We hebben wel erg lichtzinnig besloten tot het voeren van een wijsgerige briefwisseling, vind ik, toen, bij jou in Kathmandu. De dunnere lucht en het ongeremde drankgebruik (dat laatste neem ik enkel voor mijn rekening aangezien je geheelonthouder bent) zal mij overmoedig gemaakt hebben. Ik voelde mij opgelaten, gelukkig dat ik met jou dit keer mijn dagen in Nepal niet in een epistemologische frustratie hoefde door te brengen. Onvermoeibaar legde je uit wat ik je verzocht te expliceren; er ging een wereld voor me open die tijdens mijn eerste verblijf in Kathmandu treiterend gesloten was gebleven.

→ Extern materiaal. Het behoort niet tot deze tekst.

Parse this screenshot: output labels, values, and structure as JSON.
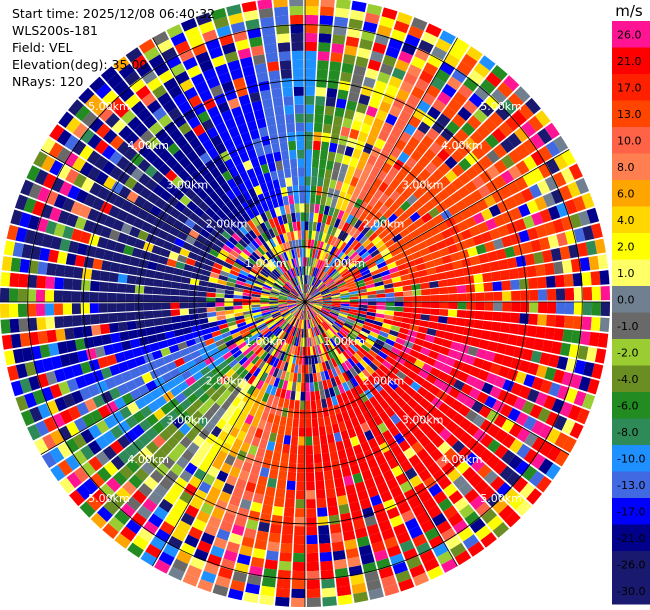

Het antwoord op jouw inmiddels in deze rubriek reeds afgedrukte eerste brief heb ik ettelijke keren uitgesteld. Te weinig tijd, het is nog waar ook, maar tijdgebrek heeft me nooit verhinderd de dingen te doen waar ik echt zin in had. Waarom vlucht ik dit antwoord, het nadenken over de dingen die jij me presenteert? Dat hoeft toch geen moeilijke taak te wezen. Weet je wat Heidegger (jazeker, Martin, het is ook mijn favoriete denker niet) in dat verband zegt? ‘De toenemende gedachteloosheid berust (...) op een proces dat de hedendaagse mens in merg en been aanvreet: de hedendaagse mens is op de vlucht voor het denken. Deze gedachten-vlucht is de grond van de gedachten-loosheid.’ (in Gelassenheit, 1959). Heidegger helpt me dus geen stap verder, zoals steeds draait hij rond in diepzinnige cirkels (samsara's, zeg jij), bijt hij in z'n eigen staart.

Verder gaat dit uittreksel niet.